To paraphrase Benjamin Graham: Over the short term the market is a voting machine, but over the long term it's a weighing machine. One way to examine how market sentiment has changed over time is to look at the interaction between a company's share price and its earnings per share (EPS).
During the last year Republic First Bancorp grew its earnings per share, moving from a loss to a profit.
When a company has just transitioned to profitability, earnings per share growth is not always the best way to look at the share price action.
We think that the revenue growth of 33% could have some investors interested. We do see some companies suppress earnings in order to accelerate revenue growth.

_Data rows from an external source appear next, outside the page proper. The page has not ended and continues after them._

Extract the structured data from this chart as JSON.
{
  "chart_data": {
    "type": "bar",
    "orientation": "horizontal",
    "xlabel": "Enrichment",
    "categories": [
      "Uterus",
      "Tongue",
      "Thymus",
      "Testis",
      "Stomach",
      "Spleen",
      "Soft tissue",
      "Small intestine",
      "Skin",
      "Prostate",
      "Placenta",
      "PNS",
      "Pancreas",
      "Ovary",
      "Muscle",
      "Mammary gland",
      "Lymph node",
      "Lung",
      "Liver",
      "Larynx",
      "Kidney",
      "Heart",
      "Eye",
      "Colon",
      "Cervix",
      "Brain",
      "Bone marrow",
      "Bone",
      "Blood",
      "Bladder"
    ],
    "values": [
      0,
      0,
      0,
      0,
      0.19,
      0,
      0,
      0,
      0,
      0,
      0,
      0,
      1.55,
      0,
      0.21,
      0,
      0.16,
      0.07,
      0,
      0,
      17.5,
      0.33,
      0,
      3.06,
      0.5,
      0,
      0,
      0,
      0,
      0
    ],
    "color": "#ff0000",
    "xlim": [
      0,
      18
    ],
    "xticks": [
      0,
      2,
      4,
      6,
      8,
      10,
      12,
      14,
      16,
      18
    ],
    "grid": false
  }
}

You can see below how earnings and revenue have changed over time (discover the exact values by clicking on the image).
We like that insiders have been buying shares in the last twelve months. Even so, future earnings will be far more important to whether current shareholders make money. You can see what analysts are predicting for Republic First Bancorp in this interactive graph of future profit estimates.
A Different Perspective
We're pleased to report that Republic First Bancorp shareholders have received a total shareholder return of 66% over one year. Notably the five-year annualised TSR loss of 3% per year compares very unfavourably with the recent share price performance. The long term loss makes us cautious, but the short term TSR gain certainly hints at a brighter future. It's always interesting to track share price performance over the longer term. But to understand Republic First Bancorp better, we need to consider many other factors. Even so, be aware that Republic First Bancorp is showing 2 warning signs in our investment analysis , you should know about...
Republic First Bancorp is not the only stock insiders are buying. So take a peek at this free list of growing companies with insider buying.
Please note, the market returns quoted in this article reflect the market weighted average returns of stocks that currently trade on US exchanges.
This article by Simply Wall St is general in nature. It does not constitute a recommendation to buy or sell any stock, and does not take account of your objectives, or your financial situation. We aim to bring you long-term focused analysis driven by fundamental data. Note that our analysis may not factor in the latest price-sensitive company announcements or qualitative material. Simply Wall St has no position in any stocks mentioned.